LE BLOGNADEL - LE BLOG DE GILLES WILLIAM GOLDNADEL
DES INDIENS À PARIS
Libération vient de publier une pétition d'artistes et d'intellectuels apportant leur soutien au malheureux Pascal Sevran, mis en cause pour ses déclarations intempestives sur les Africains et leurs mœurs.
On se souvient que le protecteur officiel de la chanson française – et protégé officieux de François Mitterrand – a déclenché récemment quelque remous d'eau douce pour avoir considéré lapidairement que les Noirs étaient responsables de la progression du sida en raison d'un usage immodéré de leurs « bites » (sic).
La seule et unique fois où j'ai rencontré Sevran, c'était sur le plateau de l'émission de Thierry Ardisson, et celui-ci, s'employait tranquillement à justifier la protection qu'avait accordée son présidentiel protecteur à René Bousquet, grand organisateur de la rafle du Vel d'hiv.
On conviendra que c'est assez peu pour me le rendre sympathique.
Donc, après sa dernière sortie, Pascal a été quelque peu gourmandé. Mais sans conséquences judiciaires pénales ou prud'homales.
Et c'est, à mon humble sens, tant mieux.
Mais c'était encore trop pour ses amis et obligés.
On pourrait se douter que je n'aurais pas consacré mon blog-notes d'aujourd'hui à la souffrance de celui-ci si les justifications apportées par les pétitionnaires à son soutien ne me permettaient, une nouvelle fois, de montrer que ce pays n'a rien à envier aux Indes en matière de caste prophylactique.
Il nous était, en effet, expliquer sans rire que Sevran ne pouvait pas être raciste puisque fils de réfugié espagnol et homosexuel...
Ce type d'explication essentialiste, cette objection suprême indiscutable, cette fin de non-recevoir touchant à l'essence même de l'être insoupçonnable et encore plus incondamnable à raison de la communauté, de la profession, du clan politique de la personne à protéger absolument nonobstant l'acte qu'il a commis est une spécialité française incontestée.
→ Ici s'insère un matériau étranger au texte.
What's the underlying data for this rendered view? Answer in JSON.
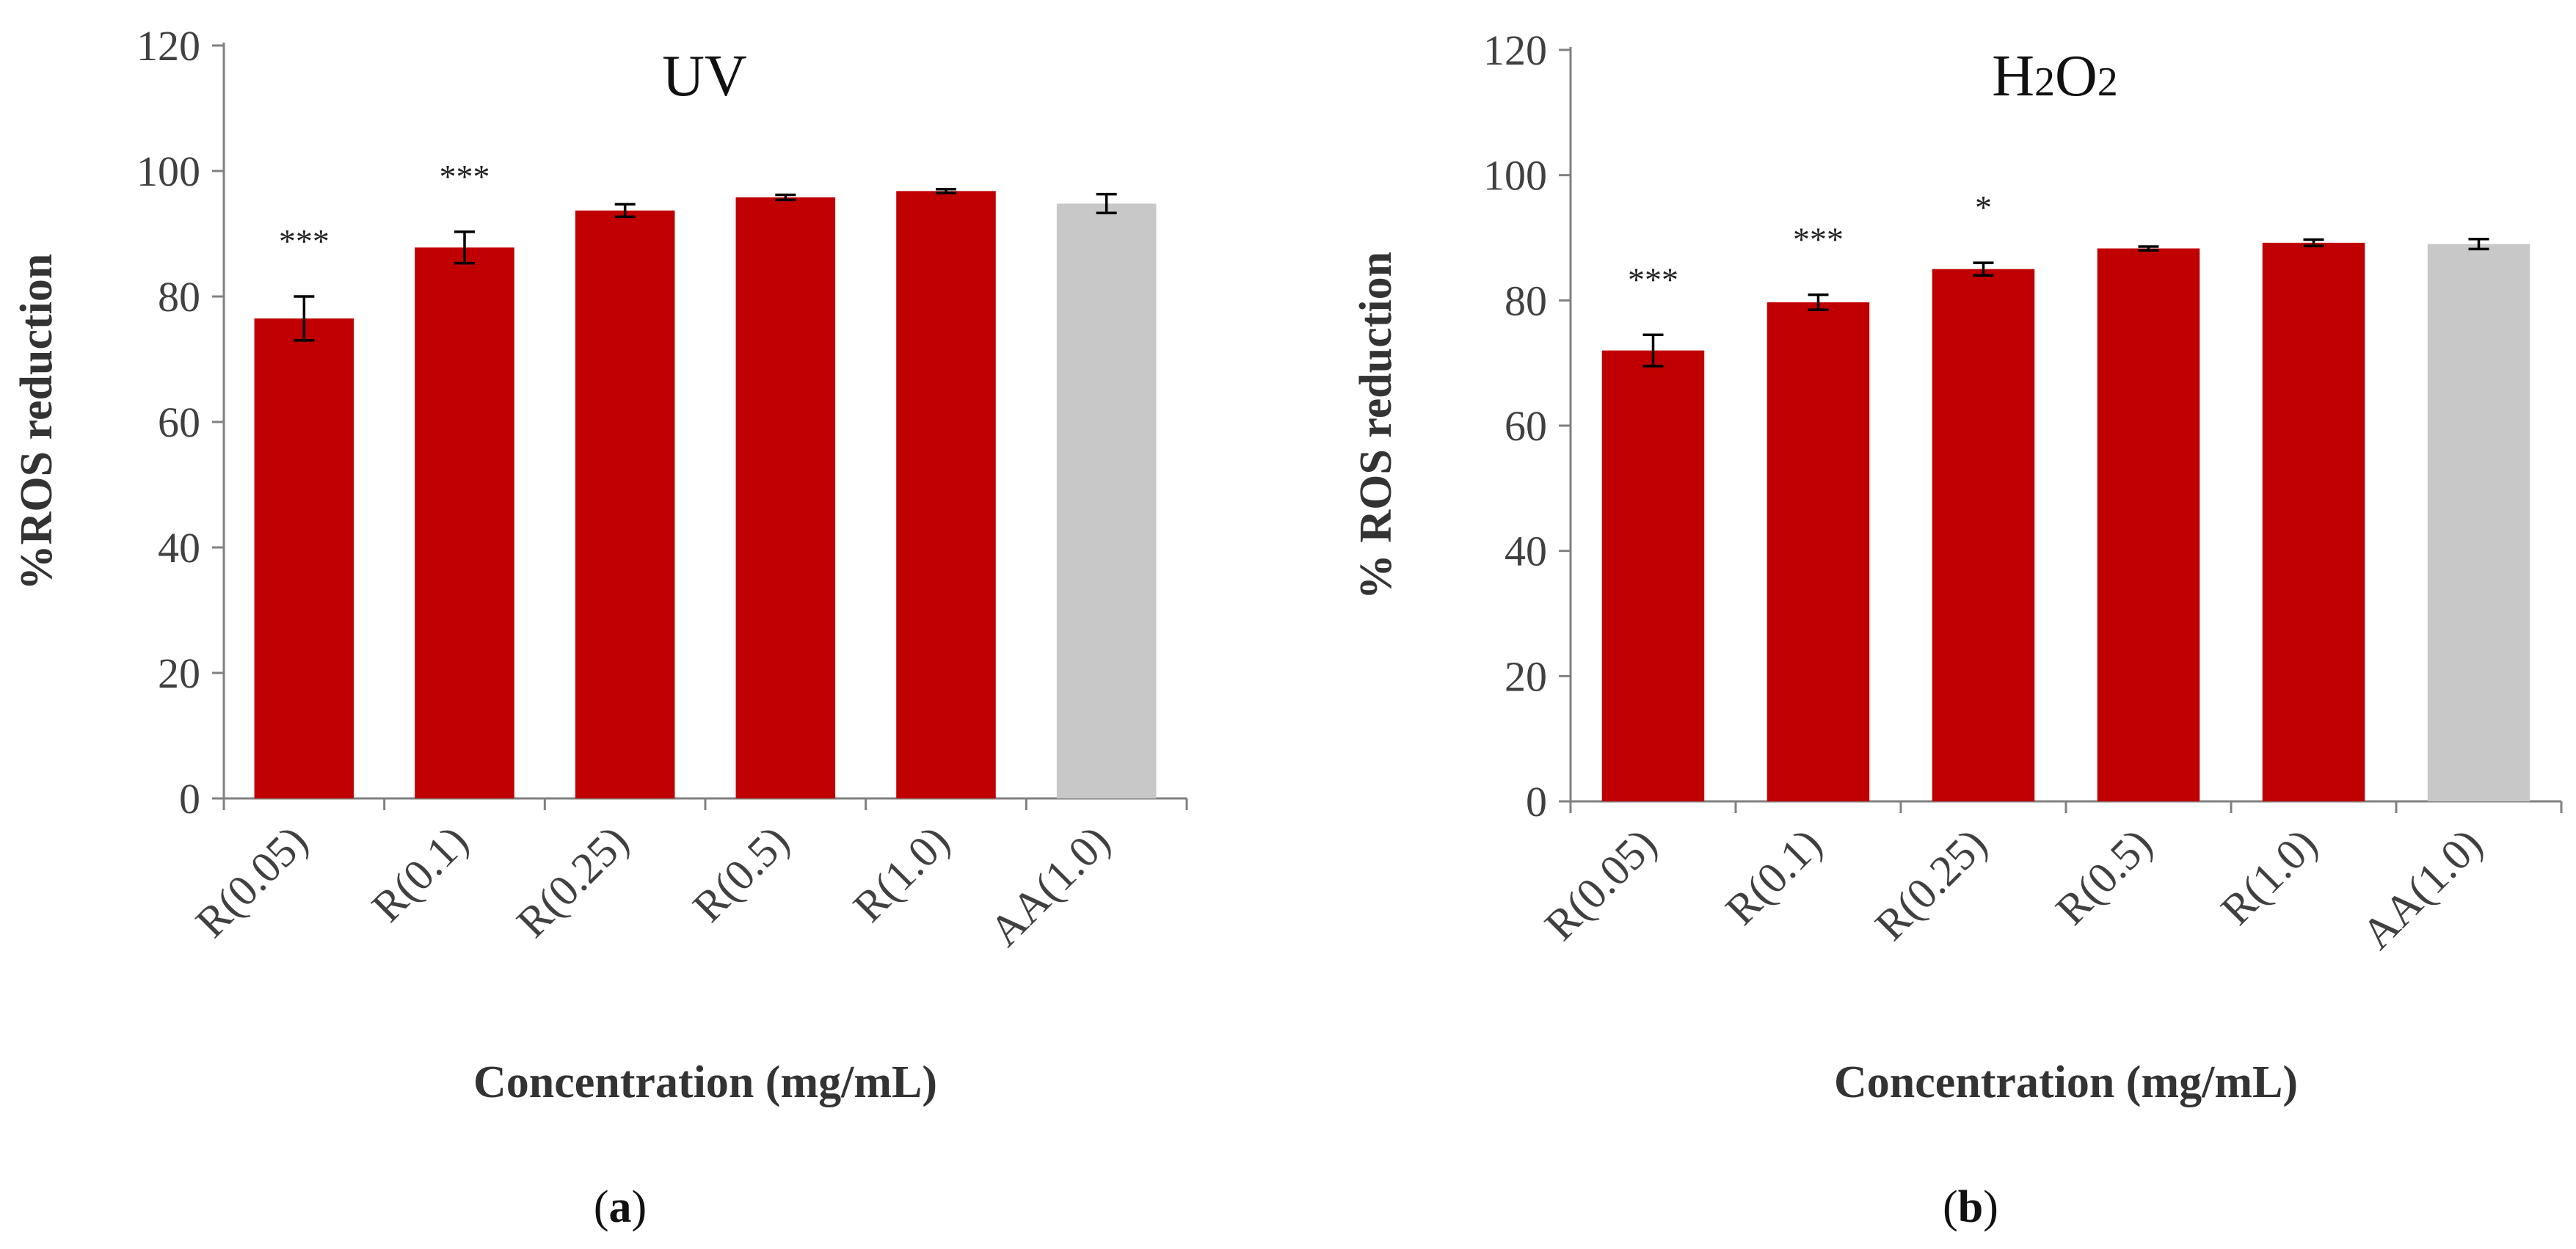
{
  "chart_data": [
    {
      "type": "bar",
      "panel_label": "a",
      "title": "UV",
      "xlabel": "Concentration (mg/mL)",
      "ylabel": "%ROS reduction",
      "ylim": [
        0,
        120
      ],
      "yticks": [
        0,
        20,
        40,
        60,
        80,
        100,
        120
      ],
      "grid": false,
      "categories": [
        "R(0.05)",
        "R(0.1)",
        "R(0.25)",
        "R(0.5)",
        "R(1.0)",
        "AA(1.0)"
      ],
      "values": [
        76.5,
        87.8,
        93.7,
        95.8,
        96.8,
        94.8
      ],
      "errors": [
        3.5,
        2.5,
        1.0,
        0.4,
        0.3,
        1.5
      ],
      "significance": [
        "***",
        "***",
        "",
        "",
        "",
        ""
      ],
      "colors": [
        "#c00000",
        "#c00000",
        "#c00000",
        "#c00000",
        "#c00000",
        "#c8c8c8"
      ]
    },
    {
      "type": "bar",
      "panel_label": "b",
      "title": "H2O2",
      "title_parts": [
        "H",
        "2",
        "O",
        "2"
      ],
      "xlabel": "Concentration (mg/mL)",
      "ylabel": "% ROS reduction",
      "ylim": [
        0,
        120
      ],
      "yticks": [
        0,
        20,
        40,
        60,
        80,
        100,
        120
      ],
      "grid": false,
      "categories": [
        "R(0.05)",
        "R(0.1)",
        "R(0.25)",
        "R(0.5)",
        "R(1.0)",
        "AA(1.0)"
      ],
      "values": [
        72.0,
        79.7,
        85.0,
        88.3,
        89.2,
        89.0
      ],
      "errors": [
        2.5,
        1.2,
        1.0,
        0.3,
        0.5,
        0.8
      ],
      "significance": [
        "***",
        "***",
        "*",
        "",
        "",
        ""
      ],
      "colors": [
        "#c00000",
        "#c00000",
        "#c00000",
        "#c00000",
        "#c00000",
        "#c8c8c8"
      ]
    }
  ]
}
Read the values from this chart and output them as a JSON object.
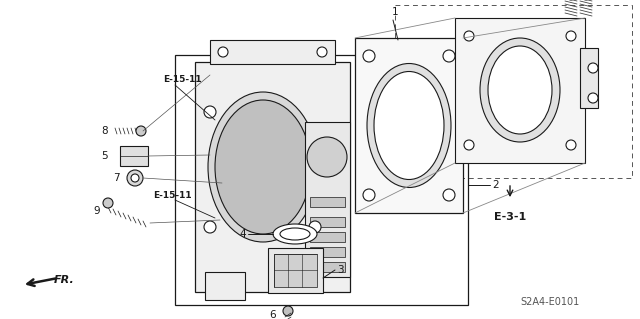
{
  "bg_color": "#ffffff",
  "line_color": "#1a1a1a",
  "gray": "#777777",
  "dark_gray": "#444444",
  "light_gray": "#cccccc",
  "fig_width": 6.4,
  "fig_height": 3.19,
  "diagram_code": "S2A4-E0101",
  "ref_label": "E-3-1",
  "fr_label": "FR."
}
Bertrand Cantat, meurtrier de Marie Trintignant, n'était pas coupable de crime, mais victime du système judiciaire lituanien, nous expliquaient, avec l'indignation de rigueur, Armand Gatti et ses pétitionnaires du Monde, parce qu'il était artiste et qu'il avait participé aux luttes contre l'extrême droite...
Edgar Morin ne pouvait être poursuivi, sans infamie, en justice pour un texte infâme mettant en cause expressément les Juifs puisqu'intellectuel-Juif-de-gauche.
José Bové ne pouvait être sanctionné pour des délits récidivants puisque "militant syndical".
Enfin, et peut-être surtout, Césare Battisti, terroriste et assassin, court toujours sans que nul à Paris ne s'en soucie, parce qu'il n'était pas question d'extrader vers son pays qui le réclame toujours – tous partis confondus – un écrivain révolutionnaire.
Français, ne plaignez pas vos Intouchables. Ils le font tellement mieux que vous.